Select the single best option for each question stem

  1. Regarding comorbid medical conditions in mental illness:

    1. the publication of guidelines for monitoring physical health has invariably been followed by improvement in standards of clinical practice

    2. the prevalence of comorbid medical conditions in people with schizophrenia is less than 25%

    3. atypical antipsychotic medication has negligible contribution to cardiometabolic risk

    4. drug-naive patients with first-episode schizophrenia have about a 10% prevalence rate for metabolic syndrome

    5. the elevated mortality rates among people with mental disorder are entirely attributable to suicide.
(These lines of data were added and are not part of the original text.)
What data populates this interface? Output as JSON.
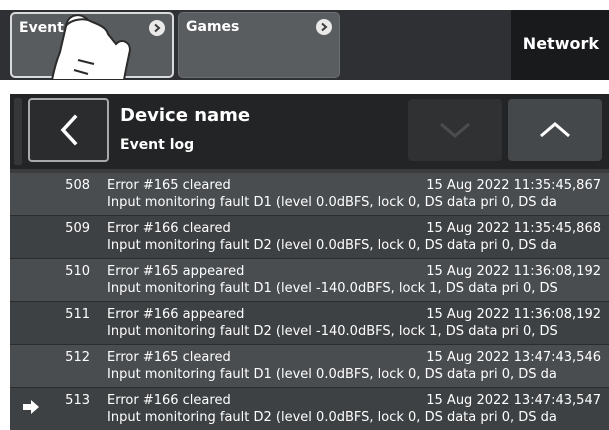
{
  "tabs": [
    {
      "label": "Event log",
      "active": true
    },
    {
      "label": "Games",
      "active": false
    },
    {
      "label": "Network",
      "active": false
    }
  ],
  "header": {
    "title": "Device name",
    "subtitle": "Event log"
  },
  "events": [
    {
      "num": "508",
      "message": "Error #165 cleared",
      "time": "15 Aug 2022 11:35:45,867",
      "detail": "Input monitoring fault D1 (level 0.0dBFS, lock 0, DS data pri 0, DS da"
    },
    {
      "num": "509",
      "message": "Error #166 cleared",
      "time": "15 Aug 2022 11:35:45,868",
      "detail": "Input monitoring fault D2 (level 0.0dBFS, lock 0, DS data pri 0, DS da"
    },
    {
      "num": "510",
      "message": "Error #165 appeared",
      "time": "15 Aug 2022 11:36:08,192",
      "detail": "Input monitoring fault D1 (level -140.0dBFS, lock 1, DS data pri 0, DS"
    },
    {
      "num": "511",
      "message": "Error #166 appeared",
      "time": "15 Aug 2022 11:36:08,192",
      "detail": "Input monitoring fault D2 (level -140.0dBFS, lock 1, DS data pri 0, DS"
    },
    {
      "num": "512",
      "message": "Error #165 cleared",
      "time": "15 Aug 2022 13:47:43,546",
      "detail": "Input monitoring fault D1 (level 0.0dBFS, lock 0, DS data pri 0, DS da"
    },
    {
      "num": "513",
      "message": "Error #166 cleared",
      "time": "15 Aug 2022 13:47:43,547",
      "detail": "Input monitoring fault D2 (level 0.0dBFS, lock 0, DS data pri 0, DS da"
    }
  ],
  "current_marker_index": 5,
  "colors": {
    "tab_bg": "#5a5d60",
    "header_bg": "#222426",
    "row_even": "#4a4d50",
    "row_odd": "#3e4143"
  }
}
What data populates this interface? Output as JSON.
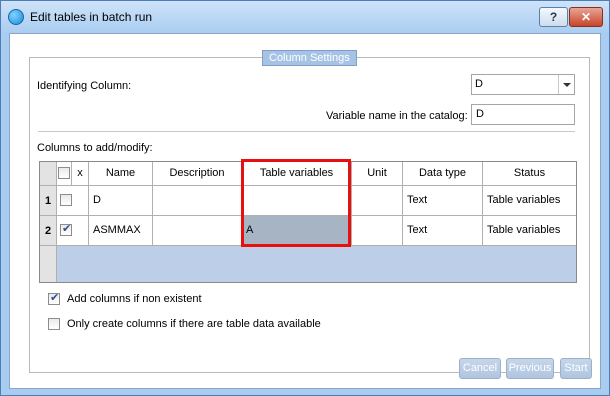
{
  "window": {
    "title": "Edit tables in batch run",
    "help_label": "?",
    "close_label": "✕"
  },
  "group": {
    "title": "Column Settings"
  },
  "identifying_column": {
    "label": "Identifying Column:",
    "value": "D"
  },
  "variable_name": {
    "label": "Variable name in the catalog:",
    "value": "D"
  },
  "columns_label": "Columns to add/modify:",
  "grid": {
    "headers": [
      "x",
      "Name",
      "Description",
      "Table variables",
      "Unit",
      "Data type",
      "Status"
    ],
    "rows": [
      {
        "num": "1",
        "checked": false,
        "name": "D",
        "description": "",
        "table_variables": "",
        "unit": "",
        "data_type": "Text",
        "status": "Table variables"
      },
      {
        "num": "2",
        "checked": true,
        "name": "ASMMAX",
        "description": "",
        "table_variables": "A",
        "unit": "",
        "data_type": "Text",
        "status": "Table variables"
      }
    ]
  },
  "options": {
    "add_columns": {
      "label": "Add columns if non existent",
      "checked": true
    },
    "only_create": {
      "label": "Only create columns if there are table data available",
      "checked": false
    }
  },
  "buttons": {
    "cancel": "Cancel",
    "previous": "Previous",
    "start": "Start"
  },
  "colors": {
    "highlight_box": "#e80f0f",
    "selected_cell": "#a7b4c4"
  }
}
  2. According to NICE, the professional or team responsible for monitoring metabolic risk factors in schizophrenia is:

    1. the primary care trust/general practitioner

    2. the metabolic monitoring clinic

    3. the cardiologist

    4. the psychiatrist/mental health teams

    5. unclear.

  3. The NICE guidelines on schizophrenia recommend monitoring physical health:

    1. once a month

    2. 3 monthly

    3. 6 monthly

    4. once a year

    5. at every clinic review.

  4. All of the following are true except:

    1. women with a history of multiple mental health detentions are less likely to attend breast screening than the general population

    2. patients with schizophrenia have inferior preventive care for osteoporosis screening compared with the general population

    3. people with a mental disorder and coronary heart disease are less likely to be offered smoking cessation advice than mentally healthy people with such disease

    4. people with mental disorder are as likely to be offered antiplatelet drugs as those without

    5. diabetes care is disproportionately low among those with mental illness.

  5. Under the UK Quality and Outcomes Framework for primary care, general practitioners are incentivised to provide medical screening for those with schizophrenia, psychoses and bipolar disorder. This includes all of the following except:

    1. blood pressure

    2. breast screening

    3. glucose

    4. body mass index

    5. cholesterol:high-density lipoprotein ratio.